How to reverse an array

The problem at hand is to reverse the elements of an array. Given an array of elements. The task is to modify the array in such a way that the elements are rearranged in reverse order.

For example, if we have an array [1, 2, 3, 4, 5], the goal is to transform it into [5, 4, 3, 2, 1].

The objective of the problem is to implement a function or method that takes an array as input and returns the reversed array. The reversal should be done in-place, meaning that the original array should be modified rather than creating a new array.

The problem can be approached by using two pointers. One pointing to the beginning of the array and the other pointing to the end. By swapping the elements at these positions and progressively moving the pointers towards each other. The array can be reversed efficiently.

The complexity analysis mentioned earlier explains the time and space requirements of the algorithm used to solve this problem.

The process to reverse an array in Java involves the following steps:

Efficient Solution:

Initialize two pointers, start and end, where start points to the first element of the array and end points to the last element of the array.
Swap the elements at the start and end positions.
Move the start pointer to the next element and the end pointer to the previous element.
Repeat steps 2 and 3 until the start pointer surpasses the end pointer.

This process ensures that each element in the array is swapped with its corresponding element on the opposite side of the array, effectively reversing the array.


public class ArrayReverse {
    public static void main(String[] args) {
        int[] myArray = {1, 2, 3, 4, 5};
        
        System.out.println("Original Array:");
        printArray(myArray);
        
        reverseArray(myArray);
        
        System.out.println("Reversed Array:");
        printArray(myArray);
    }
    
    public static void reverseArray(int[] arr) {
        int start = 0;
        int end = arr.length - 1;
        
        while (start < end) {
            // Swap elements at start and end positions
            int temp = arr[start];
            arr[start] = arr[end];
            arr[end] = temp;
            
            // Move start pointer to the next element
            start++;
            
            // Move end pointer to the previous element
            end--;
        }
    }
    
    public static void printArray(int[] arr) {
        for (int num : arr) {
            System.out.print(num + " ");
        }
        System.out.println();
    }
}

Output:


Original Array:
1 2 3 4 5
Reversed Array:
5 4 3 2 1

Time Complexity : The time complexity of the array reversal algorithm is O(n), where n is the number of elements in the array.
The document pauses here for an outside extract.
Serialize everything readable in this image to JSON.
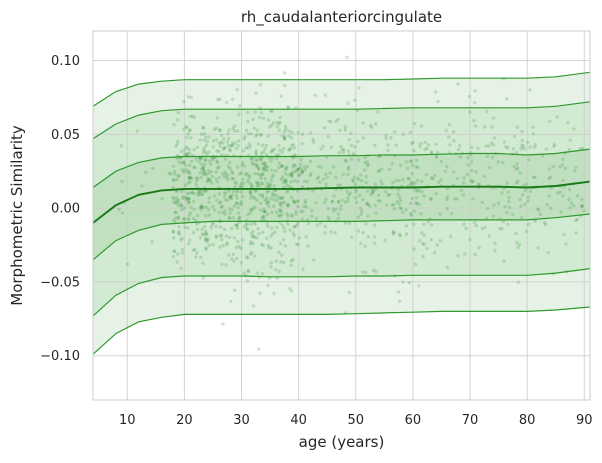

This is because we iterate over half of the array (from the start to the middle) and perform a constant-time swap operation for each pair of elements. Since we only traverse half of the array, the time complexity is linearly proportional to the size of the input.

Space Complexity : The space complexity of the algorithm is O(1) since it uses a constant amount of additional memory to store the start and end pointers and a temporary variable for swapping the elements. The space required does not depend on the size of the input array.

Overall, the algorithm is efficient and can reverse an array in-place without requiring additional memory proportional to the input size.

Naive Approach:

One simple and straightforward approach to reversing an array is to create a new array and iterate through the original array in reverse order. We can copy each element from the original array to the new array starting from the last index.

Here’s the step-by-step process for the naive approach:

Create a new array reversedArray of the same length as the original array.
Initialize a variable index with the value of the last index of the original array.
Iterate over the original array in a loop, starting from the first element.
At each iteration, assign the current element of the original array to reversedArray[index].
Decrement index by 1.
Once the loop finishes, reversedArray will contain the reversed elements of the original array.

Here’s an example implementation in Java:


public class ArrayReverse {
    public static void main(String[] args) {
        int[] arr = {7, 2, 9, 1, 5};
        int[] reversedArray = reverseArray(arr);
        
        System.out.println("Reversed Array:");
        printArray(reversedArray);
    }
    
    public static int[] reverseArray(int[] arr) {
        int[] reversedArray = new int[arr.length];
        int index = arr.length - 1;
        
        for (int i = 0; i < arr.length; i++) {
            reversedArray[index] = arr[i];
            index--;
        }
        
        return reversedArray;
    }
    
    public static void printArray(int[] arr) {
        for (int num : arr) {
            System.out.print(num + " ");
        }
        System.out.println();
    }
}

Output:

In this approach, we create a new array and copy the elements from the original array in reverse order. This method requires additional memory to store the reversed array, making it less efficient in terms of space complexity compared to the in-place reversal approach discussed earlier.